A 12-pound goose struck by a 150-mph airplane at liftoff generates the same force as a 1,000-pound weight dropped from 10 feet. Birds don't need to be large to be dangerous. The committee calls starlings "feathered bullets," with a density 27 percent greater than herring gulls. They apparently haven't run the analysis yet on boneless chickens. I'm sure there's a lab somewhere working on it right now.
Do you want to see the gory encounter pictures? There's a Web site for that too. It's mighty impressive what a bird can do to the leading edge of a Piper Cherokee.
While my nerves steadied after my close encounter of the avian kind, I walked over to the maintenance shop to tell my tale of woe. They smirked with that this-is-going-to-cost-you smirk that they teach at A&P school. "You really need to get that out of there. It will collect moisture and corrode. The droppings are corrosive." Well, OK, maybe they didn't use the word droppings.
The mechanics tugged the Skyhawk over to the shop — it's even named after a bird, why would they invade like this? Is Skyhawk somehow offensive to them? Does it mean "nest here; do serious financial damage to the owner" in bird language? Does our ability to fly somehow insult them after they have dominated the skies for millennia? It's been a hundred years. Get over it already!
I checked back later in the day to see the rudder off. It looked like a flicker's nest in there, as my mother used to say about my bedroom. I'm not sure what a flicker is but apparently its nest is messy.
The next morning the elevator was off, and ultimately the entire horizontal stabilizer. "There are 'droppings' and straw all through the thing." It's like an anthrax attack; stuff goes everywhere. I didn't want to know the fate of the little tenants.
Eventually they got the tail all cleaned out and put back together — just in time to present me with a bill for almost $800. "Where's the antenna?" I asked.
"When I spend that kind of money, I want to see something for it. Couldn't you have at least stuck an old antenna on the side just so I feel like I got something?"
"The antenna option costs another hundred."
So the Skyhawk with the cleanest tail on the ramp went back out to the tiedown. And there she was. Waiting. Third airplane from the end. Perched up on the rotating beacon. Are those binoculars she has?
"Are you watching me? Don't you even think about coming over here.
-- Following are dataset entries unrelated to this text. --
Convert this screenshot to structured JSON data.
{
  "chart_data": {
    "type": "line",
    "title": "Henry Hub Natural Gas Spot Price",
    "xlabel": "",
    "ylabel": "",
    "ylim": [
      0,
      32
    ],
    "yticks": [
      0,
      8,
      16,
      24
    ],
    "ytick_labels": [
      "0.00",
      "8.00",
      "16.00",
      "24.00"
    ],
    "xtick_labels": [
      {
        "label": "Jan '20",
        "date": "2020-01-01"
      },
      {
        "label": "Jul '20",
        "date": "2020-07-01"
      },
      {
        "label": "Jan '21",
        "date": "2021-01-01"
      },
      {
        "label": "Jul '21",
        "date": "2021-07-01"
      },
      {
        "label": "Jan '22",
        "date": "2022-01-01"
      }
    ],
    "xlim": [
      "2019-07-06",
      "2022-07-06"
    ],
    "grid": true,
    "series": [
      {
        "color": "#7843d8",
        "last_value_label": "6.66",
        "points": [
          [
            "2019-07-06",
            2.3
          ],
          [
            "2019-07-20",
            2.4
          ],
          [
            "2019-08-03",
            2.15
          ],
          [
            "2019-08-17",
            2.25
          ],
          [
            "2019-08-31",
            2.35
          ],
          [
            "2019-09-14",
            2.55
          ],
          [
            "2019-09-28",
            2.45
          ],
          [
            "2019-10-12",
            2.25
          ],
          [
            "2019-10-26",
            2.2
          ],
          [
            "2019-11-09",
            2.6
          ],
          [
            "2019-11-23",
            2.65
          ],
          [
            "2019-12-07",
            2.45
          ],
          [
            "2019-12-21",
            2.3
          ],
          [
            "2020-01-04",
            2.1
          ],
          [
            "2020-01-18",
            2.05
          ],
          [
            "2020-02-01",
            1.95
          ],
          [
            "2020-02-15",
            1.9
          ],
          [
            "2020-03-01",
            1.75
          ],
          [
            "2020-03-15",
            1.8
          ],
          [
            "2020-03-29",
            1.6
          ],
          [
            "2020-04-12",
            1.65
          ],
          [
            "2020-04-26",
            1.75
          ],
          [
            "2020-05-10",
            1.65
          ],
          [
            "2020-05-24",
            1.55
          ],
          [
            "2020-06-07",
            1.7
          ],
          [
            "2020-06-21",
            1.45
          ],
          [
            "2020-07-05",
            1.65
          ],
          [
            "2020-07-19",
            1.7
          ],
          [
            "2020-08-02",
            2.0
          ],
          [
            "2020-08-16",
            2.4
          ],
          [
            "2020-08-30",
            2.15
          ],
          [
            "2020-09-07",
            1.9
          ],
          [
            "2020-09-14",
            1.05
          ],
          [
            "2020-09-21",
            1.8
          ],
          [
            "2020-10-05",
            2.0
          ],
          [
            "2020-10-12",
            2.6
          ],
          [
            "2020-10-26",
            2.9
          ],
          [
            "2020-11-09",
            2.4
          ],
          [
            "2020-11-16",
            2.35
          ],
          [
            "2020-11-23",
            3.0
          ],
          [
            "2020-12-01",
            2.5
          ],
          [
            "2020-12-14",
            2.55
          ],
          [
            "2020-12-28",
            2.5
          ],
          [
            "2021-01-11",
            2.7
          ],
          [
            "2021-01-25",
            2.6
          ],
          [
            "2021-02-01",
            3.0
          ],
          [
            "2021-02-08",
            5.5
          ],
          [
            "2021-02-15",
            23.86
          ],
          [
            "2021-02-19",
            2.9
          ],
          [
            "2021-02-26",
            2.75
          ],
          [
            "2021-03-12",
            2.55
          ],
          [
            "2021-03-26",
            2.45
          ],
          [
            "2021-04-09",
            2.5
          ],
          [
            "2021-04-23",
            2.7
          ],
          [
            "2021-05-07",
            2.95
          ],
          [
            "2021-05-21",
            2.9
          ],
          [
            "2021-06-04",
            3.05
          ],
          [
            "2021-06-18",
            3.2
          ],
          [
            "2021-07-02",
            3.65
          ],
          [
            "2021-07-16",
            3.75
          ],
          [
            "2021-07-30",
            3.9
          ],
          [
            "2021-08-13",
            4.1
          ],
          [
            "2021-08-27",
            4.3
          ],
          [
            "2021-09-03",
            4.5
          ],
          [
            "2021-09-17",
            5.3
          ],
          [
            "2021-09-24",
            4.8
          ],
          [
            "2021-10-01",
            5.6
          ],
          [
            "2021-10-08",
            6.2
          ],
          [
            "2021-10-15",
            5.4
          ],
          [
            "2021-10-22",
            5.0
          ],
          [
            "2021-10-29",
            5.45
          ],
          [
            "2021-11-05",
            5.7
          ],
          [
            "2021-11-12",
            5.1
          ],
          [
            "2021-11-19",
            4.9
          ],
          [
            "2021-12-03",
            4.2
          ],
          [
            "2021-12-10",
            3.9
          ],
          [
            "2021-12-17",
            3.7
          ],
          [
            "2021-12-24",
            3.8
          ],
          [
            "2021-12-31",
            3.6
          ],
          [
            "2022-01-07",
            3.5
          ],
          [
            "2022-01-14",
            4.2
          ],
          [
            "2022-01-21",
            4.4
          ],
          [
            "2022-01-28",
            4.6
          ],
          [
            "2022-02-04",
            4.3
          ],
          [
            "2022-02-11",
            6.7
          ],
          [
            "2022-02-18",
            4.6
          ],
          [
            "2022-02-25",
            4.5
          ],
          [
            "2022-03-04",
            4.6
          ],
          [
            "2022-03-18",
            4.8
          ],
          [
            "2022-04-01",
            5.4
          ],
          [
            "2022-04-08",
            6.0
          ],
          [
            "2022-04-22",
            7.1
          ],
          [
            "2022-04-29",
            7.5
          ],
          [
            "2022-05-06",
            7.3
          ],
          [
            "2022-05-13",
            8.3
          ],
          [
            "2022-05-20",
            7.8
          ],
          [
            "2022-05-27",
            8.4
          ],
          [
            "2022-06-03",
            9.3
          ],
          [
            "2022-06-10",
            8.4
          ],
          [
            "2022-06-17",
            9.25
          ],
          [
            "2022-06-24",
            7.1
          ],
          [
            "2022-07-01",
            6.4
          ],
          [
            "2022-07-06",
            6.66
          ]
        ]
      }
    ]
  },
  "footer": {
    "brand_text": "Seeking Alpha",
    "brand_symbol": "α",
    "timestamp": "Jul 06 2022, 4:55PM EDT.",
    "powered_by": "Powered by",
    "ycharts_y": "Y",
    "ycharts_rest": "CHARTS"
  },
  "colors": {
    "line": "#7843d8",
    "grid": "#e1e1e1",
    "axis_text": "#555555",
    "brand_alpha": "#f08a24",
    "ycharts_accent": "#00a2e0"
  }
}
You've invaded my airplane, crapped all over my interior, scared the heck out of me, and cost me a pot of money that was going to be a new radio. If you come over here I will kill you. Do you understand me? I will kill you."
So there you have it. Why pilots and birds can't get along. Birds incite violence. They're conniving, mean little critters, and you can't trust them. Give them a perch and they'll take the whole airplane. Trust me on this.